Having the black sea bass fishing season doubled to six months would certainly be good news for South Atlantic recreational anglers, including party boat operators who depend heavily on being able to harvest the species.
But, Swatzel warned that since the black sea bass stock is considered to be completely rebuilt, future increases in the ACL, and thus a longer season, are unlikely.
Before the species was listed as overfished and undergoing overfishing in 2010 by the National Marine Fisheries Service, recreational anglers in the South Atlantic were able to harvest black sea bass year-round.
A six-month season would close the fishery in November, meaning black sea bass could not be harvested during the winter and early spring months they are one of very few species available to be caught off the South Carolina coast.

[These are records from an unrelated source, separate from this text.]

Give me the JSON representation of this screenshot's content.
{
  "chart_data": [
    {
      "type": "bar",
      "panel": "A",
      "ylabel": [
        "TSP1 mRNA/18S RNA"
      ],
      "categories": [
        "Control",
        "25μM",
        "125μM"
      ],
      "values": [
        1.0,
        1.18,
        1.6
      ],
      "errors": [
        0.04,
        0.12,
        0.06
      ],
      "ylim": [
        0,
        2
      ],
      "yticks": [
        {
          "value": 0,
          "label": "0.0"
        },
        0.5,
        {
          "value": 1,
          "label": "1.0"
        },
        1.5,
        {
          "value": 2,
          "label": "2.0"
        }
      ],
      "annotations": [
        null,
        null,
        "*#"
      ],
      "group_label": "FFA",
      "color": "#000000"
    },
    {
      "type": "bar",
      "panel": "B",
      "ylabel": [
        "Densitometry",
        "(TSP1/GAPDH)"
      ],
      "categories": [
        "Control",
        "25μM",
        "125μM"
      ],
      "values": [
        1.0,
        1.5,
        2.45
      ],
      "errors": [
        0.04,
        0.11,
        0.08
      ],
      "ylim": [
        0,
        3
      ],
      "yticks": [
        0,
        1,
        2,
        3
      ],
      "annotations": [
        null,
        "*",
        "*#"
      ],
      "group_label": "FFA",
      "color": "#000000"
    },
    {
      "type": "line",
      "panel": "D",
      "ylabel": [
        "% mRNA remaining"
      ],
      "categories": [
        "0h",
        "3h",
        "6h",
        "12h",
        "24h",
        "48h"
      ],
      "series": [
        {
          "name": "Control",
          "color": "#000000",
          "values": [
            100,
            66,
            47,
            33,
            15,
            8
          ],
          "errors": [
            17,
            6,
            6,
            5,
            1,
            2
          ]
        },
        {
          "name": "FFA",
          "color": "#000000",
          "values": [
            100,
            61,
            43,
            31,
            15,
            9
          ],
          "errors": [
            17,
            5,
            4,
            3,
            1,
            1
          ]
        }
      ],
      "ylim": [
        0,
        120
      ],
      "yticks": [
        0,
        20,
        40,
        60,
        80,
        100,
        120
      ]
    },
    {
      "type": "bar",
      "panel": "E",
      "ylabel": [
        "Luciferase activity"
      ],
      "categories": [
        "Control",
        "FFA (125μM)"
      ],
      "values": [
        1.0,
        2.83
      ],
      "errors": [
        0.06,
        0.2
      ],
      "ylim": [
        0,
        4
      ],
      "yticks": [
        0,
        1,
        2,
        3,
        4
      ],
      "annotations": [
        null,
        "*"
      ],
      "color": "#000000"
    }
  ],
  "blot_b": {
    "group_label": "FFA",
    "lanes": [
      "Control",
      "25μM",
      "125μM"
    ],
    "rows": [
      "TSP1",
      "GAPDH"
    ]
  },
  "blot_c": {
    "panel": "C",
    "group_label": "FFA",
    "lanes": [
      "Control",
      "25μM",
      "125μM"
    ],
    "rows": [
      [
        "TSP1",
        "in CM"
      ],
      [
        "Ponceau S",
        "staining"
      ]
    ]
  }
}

Depending on what officially develops at the May 13 SAFMC webinar, a six-month season could be the final long-term answer for black sea bass in the South Atlantic, which would be a tough blow for charter and party boat operators.
“Because the black sea bass stock is completely rebuilt, fishermen are likely looking at a peak ACL with no foreseeable future increases, especially if fishing effort remains at current levels or goes even higher,” said Swatzel. “Stock assessments for black sea bass will still occur to monitor the stock status and I guess it’s always possible a future assessment may justify catch increases, but (that is) not likely.
“From a biological standpoint, the rebuilding of black sea bass will be viewed as a success. But I don’t think most fishermen will see it that way, especially those that make a living in the fishery.”
*Crazy Sister Offshore Challenge: With a cold front moving through the area this weekend, the Crazy Sister Offshore Challenge, originally set for Saturday out of Crazy Sister Marina in Murrells Inlet, has been postponed.
The event has been rescheduled for next weekend, with boats able to fish one of two days, Captains Choice, April 27 or 28.
The tournament features a total purse of $15,000 based on a minimum of 30 boats entered plus a tournament-within-a-tournament level is offered.
Targeted species include wahoo, dolphin and tuna. The largest combined weight of up to three fish of each species will determine the winners in the regular tournament.
Entry fee is $500. Captains Meeting is set for April 26, at the marina and Wicked Tuna Grill on the south end of the Marshwalk. For more information, 843-995-7446.
*GSSWAA Flounder Tournament: The 12th annual Spring Flounder Tournament, staged by the Grand Strand Saltwater Anglers Association, will be held April 27 in Murrells Inlet.
The tournament features a $1,500 first-place prize for the largest single flounder weighed in, with the top seven fish receiving prizes. The heaviest three-flounder aggregate earns $500.
The Captain’s Meeting is set for April 26, 6 p.m., at The Beaver Bar, located at the county line, on U.S. Hwy. 17 Business. Fishing begins at 6 a.m. with weigh-in set for 3 to 5 p.m. in the parking lot adjacent to the public boat ramp in the inlet. Entry fee is $45 for adults and $20 for youth anglers age 14 and under.
For information, call Bill Cash (843-237-9987) or Chick McDaniels (843-651-2076).
*Waccamaw River Sweep: A spring cleaning of the Waccamaw River will happen Saturday at Old Reaves Ferry Landing just outside Conway. The landing is off Old Reaves Ferry Road, which is accessible via Hwy. 90 and Hwy. 905.
The event, staged by the Waccamaw Riverkeeper, begins at 9 a.m. Those interested in helping keep the Waccamaw clean, call 843-349-4007 for more information.
*Fly fishing Seminar: Orvis Myrtle beach is offering free fly fishing classes on Saturdays and Sundays April 20-June 9.
Space is limited and classes are free. Call 843-839-6900 for reservations.